Angefacht durch Wind
Waldbrände bedrohen Hotels an Italiens Adriaküste
An der süditalienischen Adriaküste bekämpfen die Feuerwehrleute am Freitag weiter schwere Waldbrände. Besonders angespannt war die Lage im bekannten Badeort Vieste in der Region Apulien. Dort rückte ein großer Brand gefährlich nahe an Hotels und Wohnhäuser heran.
Menschen, darunter auch Touristinnen und Touristen, mussten die am stärksten gefährdeten Häuser verlassen. Zusätzlich zu den Bodenteams wurde ein Löschhubschrauber aus Bari angefordert. Im Laufe des Tages konnte der Großbrand bei Vieste unter Kontrolle gebracht werden. Die Feuerwehrleute beseitigen noch verbliebene Glutnester.

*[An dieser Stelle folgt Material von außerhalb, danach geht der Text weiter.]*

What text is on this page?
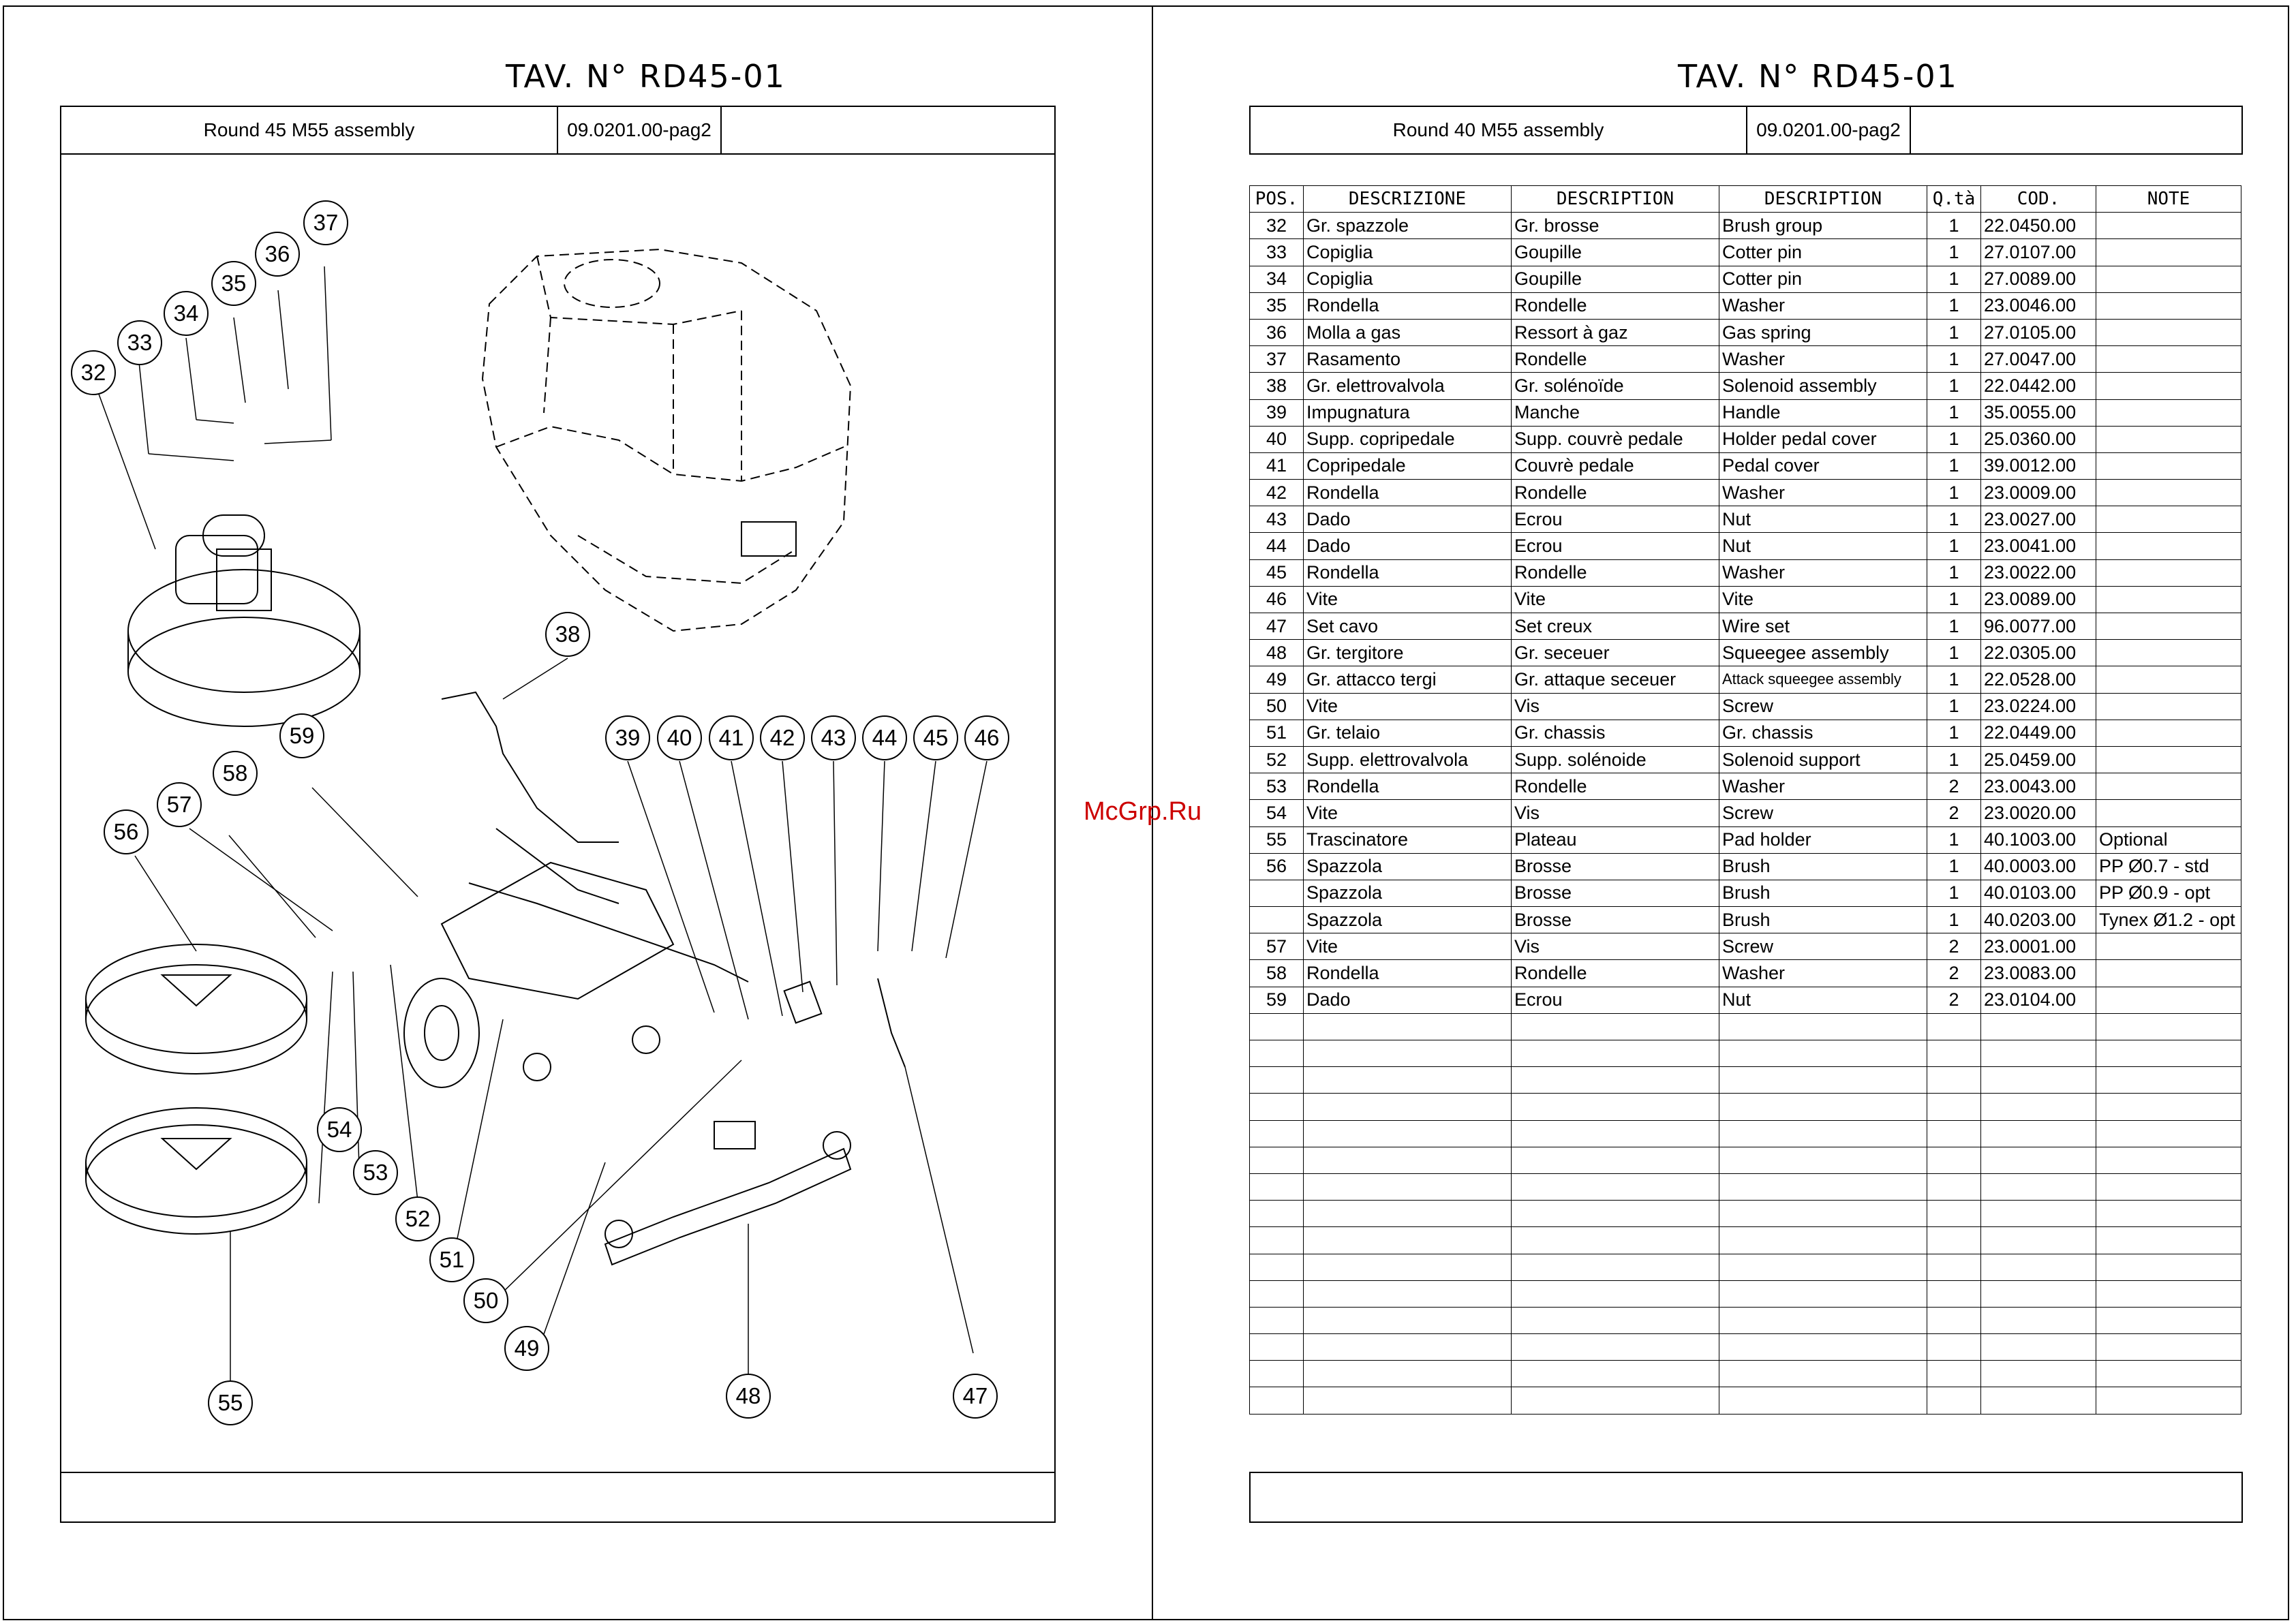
TAV. N° RD45-01
Round 45 M55 assembly	09.0201.00-pag2
32
33
34
35
36
37
38
39	40	41	42	43	44	45	46
47
48
49
50
51
52
53
54
55
56
57
58
59
McGrp.Ru
TAV. N° RD45-01
Round 40 M55 assembly	09.0201.00-pag2
POS.	DESCRIZIONE	DESCRIPTION	DESCRIPTION	Q.tà	COD.	NOTE
32	Gr. spazzole	Gr. brosse	Brush group	1	22.0450.00	
33	Copiglia	Goupille	Cotter pin	1	27.0107.00	
34	Copiglia	Goupille	Cotter pin	1	27.0089.00	
35	Rondella	Rondelle	Washer	1	23.0046.00	
36	Molla a gas	Ressort à gaz	Gas spring	1	27.0105.00	
37	Rasamento	Rondelle	Washer	1	27.0047.00	
38	Gr. elettrovalvola	Gr. solénoïde	Solenoid assembly	1	22.0442.00	
39	Impugnatura	Manche	Handle	1	35.0055.00	
40	Supp. copripedale	Supp. couvrè pedale	Holder pedal cover	1	25.0360.00	
41	Copripedale	Couvrè pedale	Pedal cover	1	39.0012.00	
42	Rondella	Rondelle	Washer	1	23.0009.00	
43	Dado	Ecrou	Nut	1	23.0027.00	
44	Dado	Ecrou	Nut	1	23.0041.00	
45	Rondella	Rondelle	Washer	1	23.0022.00	
46	Vite	Vite	Vite	1	23.0089.00	
47	Set cavo	Set creux	Wire set	1	96.0077.00	
48	Gr. tergitore	Gr. seceuer	Squeegee assembly	1	22.0305.00	
49	Gr. attacco tergi	Gr. attaque seceuer	Attack squeegee assembly	1	22.0528.00	
50	Vite	Vis	Screw	1	23.0224.00	
51	Gr. telaio	Gr. chassis	Gr. chassis	1	22.0449.00	
52	Supp. elettrovalvola	Supp. solénoide	Solenoid support	1	25.0459.00	
53	Rondella	Rondelle	Washer	2	23.0043.00	
54	Vite	Vis	Screw	2	23.0020.00	
55	Trascinatore	Plateau	Pad holder	1	40.1003.00	Optional
56	Spazzola	Brosse	Brush	1	40.0003.00	PP Ø0.7 - std
	Spazzola	Brosse	Brush	1	40.0103.00	PP Ø0.9 - opt
	Spazzola	Brosse	Brush	1	40.0203.00	Tynex Ø1.2 - opt
57	Vite	Vis	Screw	2	23.0001.00	
58	Rondella	Rondelle	Washer	2	23.0083.00	
59	Dado	Ecrou	Nut	2	23.0104.00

In anderen Teilen Apuliens blieb die Lage aber angespannt. In der Kleinstadt San Marco in Lamis näherten sich die Flammen einem Bauernhof. 20 Menschen wurden vorsorglich evakuiert. Dort wurden die Löscharbeiten durch einen Flüssiggastank erschwert, da dieser besondere Sicherheitsmaßnahmen erfordert. Angefacht durch starken Wind breitete sich der Brand über eine Strecke von rund zwei Kilometern aus und drang in Waldgebiete vor.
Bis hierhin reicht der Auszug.